I was six-years old so most of my memories consist of my brother and I running through corn fields, feeding chickens, and riding in an oxcart El Carro de las Vacas with my aunts.  I also remember meeting my grandmother, Mama Maria and how much she spoiled us.  He always said bringing his kids to Spain so his mother could get to know them was the best gift he ever gave her.

Dad blowing with his three grandchildren getting ready to blow out a pre-birthday candle.
Dad blowing with his three grandchildren getting ready to blow out a pre-birthday candle.

Dad became a grandpa when my niece Katie was born, he waited 74 years.  Two years later a second granddaughter, Jenny was born.  Bob and I immediately noticed he was different as a grandfather than he was as a father.  This wasn’t our strict old-school father, he was a doting grandpa.  He adored his granddaughters spoiling them like our grandmother spoiled us but one thing was missing—a grandson.

Dad holding Cristian. He was the best gift I could have given him.
Dad holding Cristian. He was the best gift I could have given him.

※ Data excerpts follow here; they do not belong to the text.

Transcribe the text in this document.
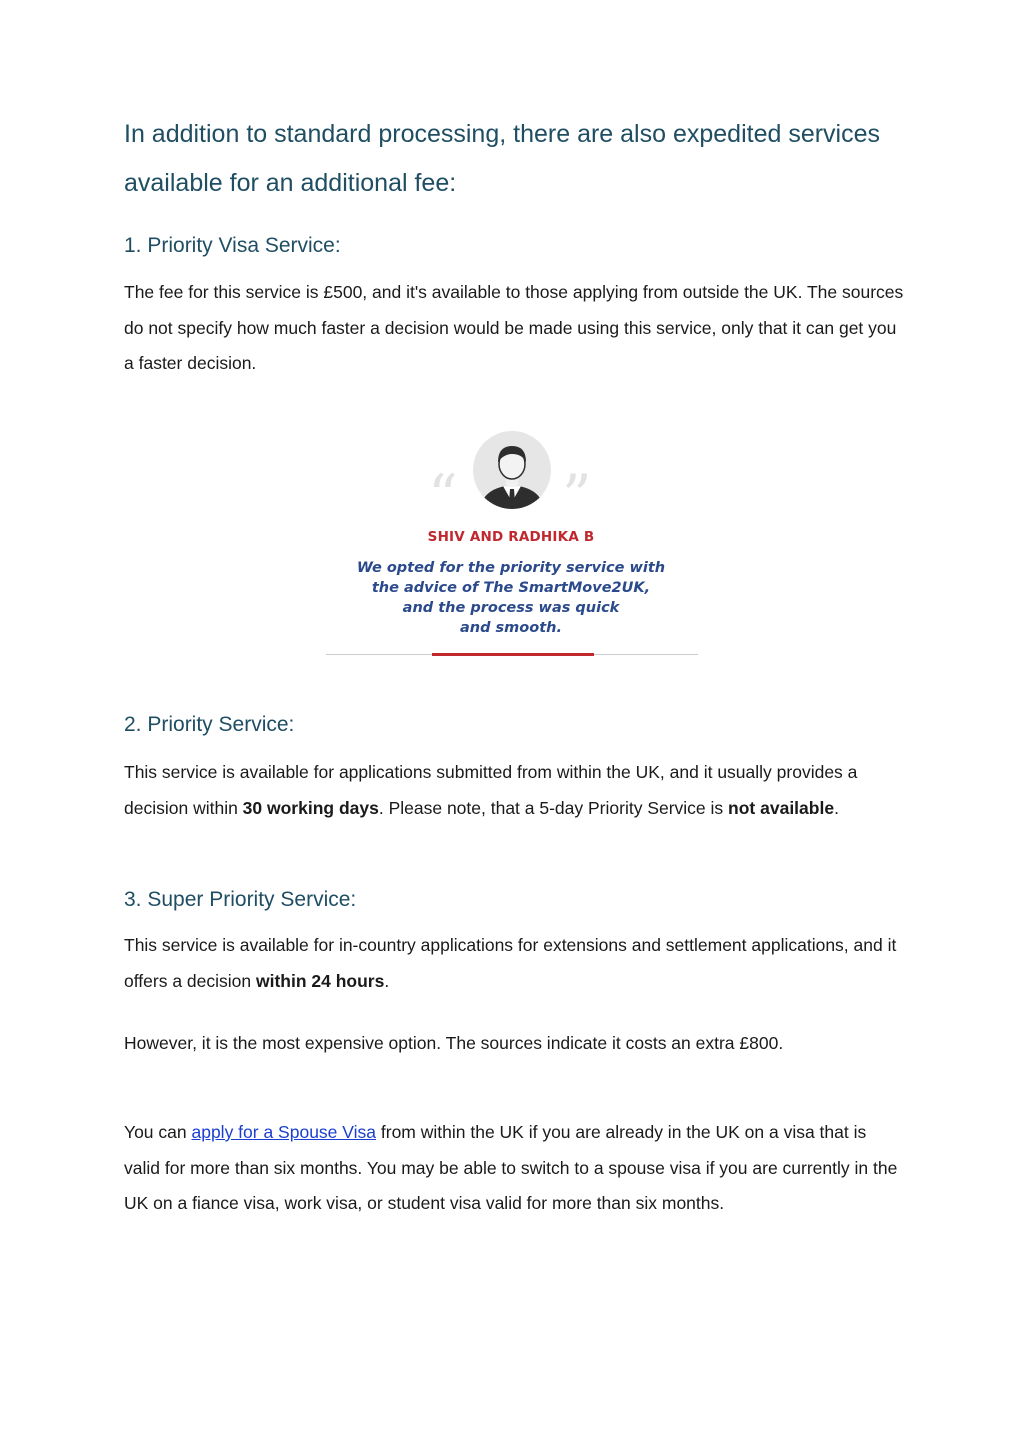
In addition to standard processing, there are also expedited services available for an additional fee:

1. Priority Visa Service:

The fee for this service is £500, and it's available to those applying from outside the UK. The sources do not specify how much faster a decision would be made using this service, only that it can get you a faster decision.

2. Priority Service:

This service is available for applications submitted from within the UK, and it usually provides a decision within 30 working days. Please note, that a 5-day Priority Service is not available.

3. Super Priority Service:

This service is available for in-country applications for extensions and settlement applications, and it offers a decision within 24 hours.

However, it is the most expensive option. The sources indicate it costs an extra £800.

You can apply for a Spouse Visa from within the UK if you are already in the UK on a visa that is valid for more than six months. You may be able to switch to a spouse visa if you are currently in the UK on a fiance visa, work visa, or student visa valid for more than six months.

“ ”
SHIV AND RADHIKA B
We opted for the priority service with
the advice of The SmartMove2UK,
and the process was quick
and smooth.
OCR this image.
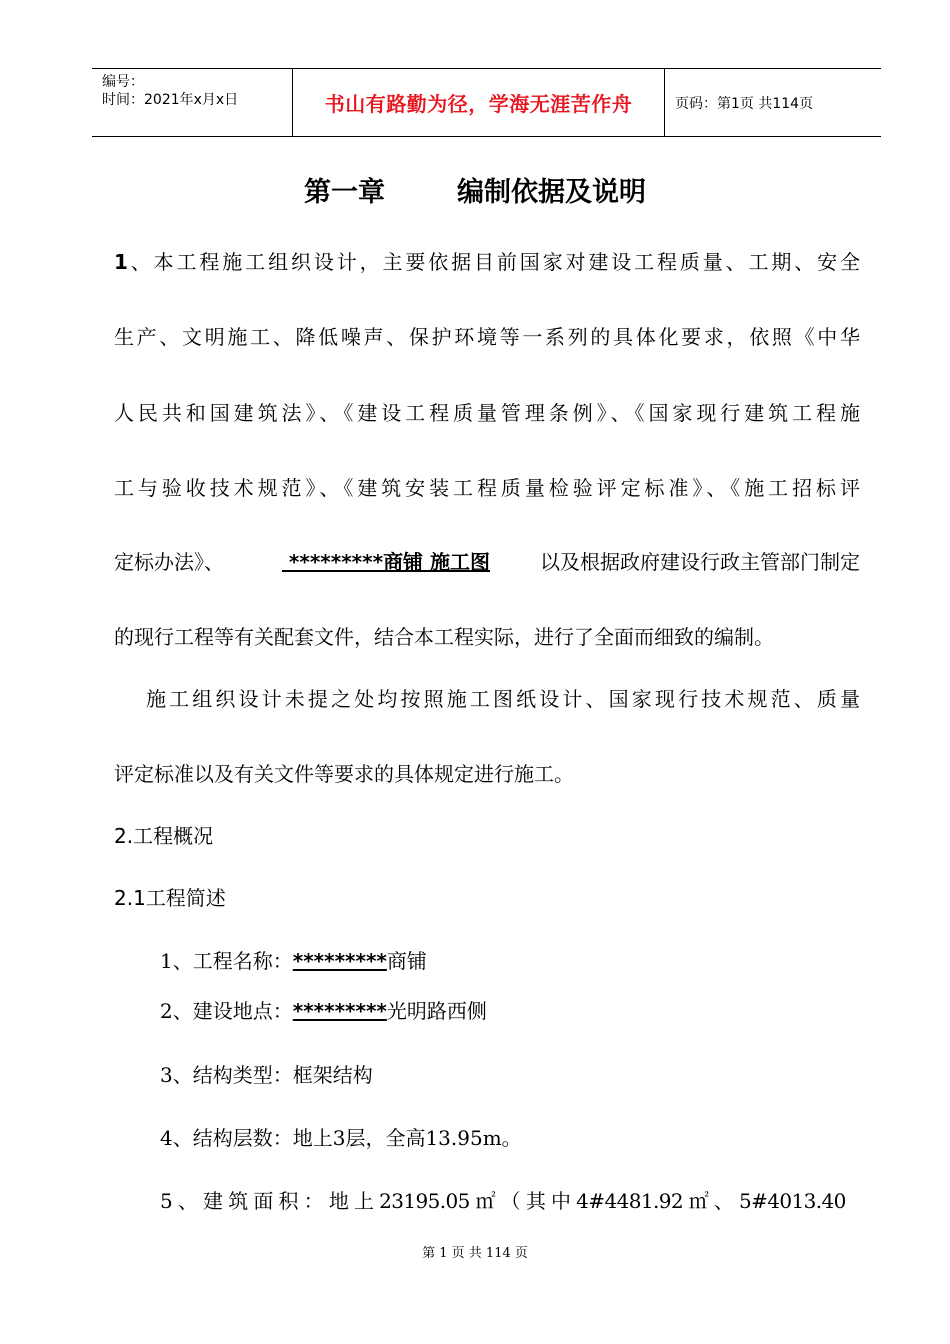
编号：
时间：2021年x月x日	书山有路勤为径，学海无涯苦作舟	页码：第1页 共114页
第一章	编制依据及说明
1、本工程施工组织设计，主要依据目前国家对建设工程质量、工期、安全
生产、文明施工、降低噪声、保护环境等一系列的具体化要求，依照《中华
人民共和国建筑法》、《建设工程质量管理条例》、《国家现行建筑工程施
工与验收技术规范》、《建筑安装工程质量检验评定标准》、《施工招标评
定标办法》、	*********商铺 施工图 以及根据政府建设行政主管部门制定
的现行工程等有关配套文件，结合本工程实际，进行了全面而细致的编制。
施工组织设计未提之处均按照施工图纸设计、国家现行技术规范、质量
评定标准以及有关文件等要求的具体规定进行施工。
2.工程概况
2.1工程简述
1、工程名称：*********商铺
2、建设地点：*********光明路西侧
3、结构类型：框架结构
4、结构层数：地上3层，全高13.95m。
5 、 建 筑 面 积 ： 地 上 23195.05 ㎡ （ 其 中 4#4481.92 ㎡ 、 5#4013.40
第 1 页 共 114 页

Collecting thoughts for this post I realized we have more in common than I originally thought.  Besides being engaging storytellers, we are both the youngest child, share a sarcastic sense of humor and posses a stubborn streak.  Don’t believe me ask my Mom or Esther.  We also are the child who moved the family name forward another generation.

Dad doesn’t like receiving gifts, Christmas, Birthday, Father’s Day—his response is always the same.  Why did you have to get me that?  So last year on his birthday, I gave him a gift he could appreciate, I told him, the grandchild we were expecting was a boy.  Words weren’t necessary, the Kool-Aid grin on his face spoke volumes.

That memory is special but it’s no longer my most precious, it was replaced when I placed Cristian in his arms the first time.  Seeing his smiling face I truly understood how special a gift it was.